Tinubu, in a statement issued on Wednesday by his media office, said the emergence of Truss “is at once a personal achievement, but also an affirmation of British democratic tradition, particularly the peaceful and orderly transfer of power.

“The historic links and shared ideals that describe the relationship between our two nations will continue to provide a platform for cooperation and partnership.

“We hope that her tenure in office shall witness further annealing of the bilateral relationship as our two nations work together on matters of global importance and mutual concern.

“May the excellent relations between Nigeria and the United Kingdom continue to flourish, as mainstay of the foreign policies of our two democracies,” the APC presidential candidate stated.

The PM, in her speech, vowed to increase energy supply with more North Sea gas and nuclear energy stations.

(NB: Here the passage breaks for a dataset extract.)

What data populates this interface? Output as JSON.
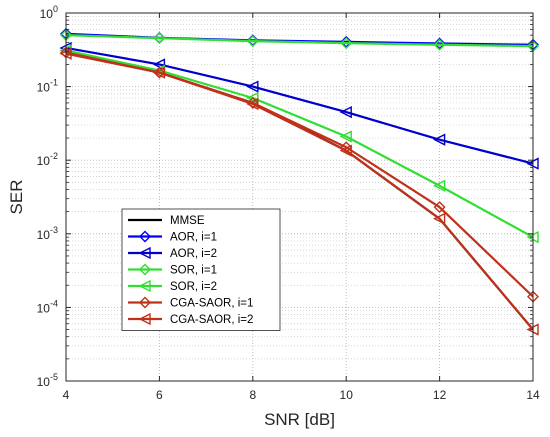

Her government is set to announce a package of support with energy bills tomorrow and her cabinet discussed this during its first meeting.

Truss has promised to unveil a package of measures tomorrow to address soaring inflation and spiralling energy bills.

Meanwhile, the UK’s currency has hit its lowest value against the U.S. dollar since 1985. Yesterday, £1 was worth $1.1406. The fall in the value of the pound has been an ongoing trend, while the dollar has been strengthening recently.

During her first Prime Minister’s Questions (PMQs), Truss and Labour leader, Sir Keir Starmer, clashed over how to fund energy bills support.

He asked the new prime minister if she was going to make working people “foot the bill for decades to come” in order to freeze energy prices, despite the “excessive” profits of oil and gas firms.

He then pressed her on her plans to grow the economy, saying there was nothing new about “the Tory fantasy of trickle-down economics.” Truss fired back, saying there’s nothing new “about a Labour leader calling for more tax rises”. She noted that her speech in the Commons today would give people “certainty” over the help from the government.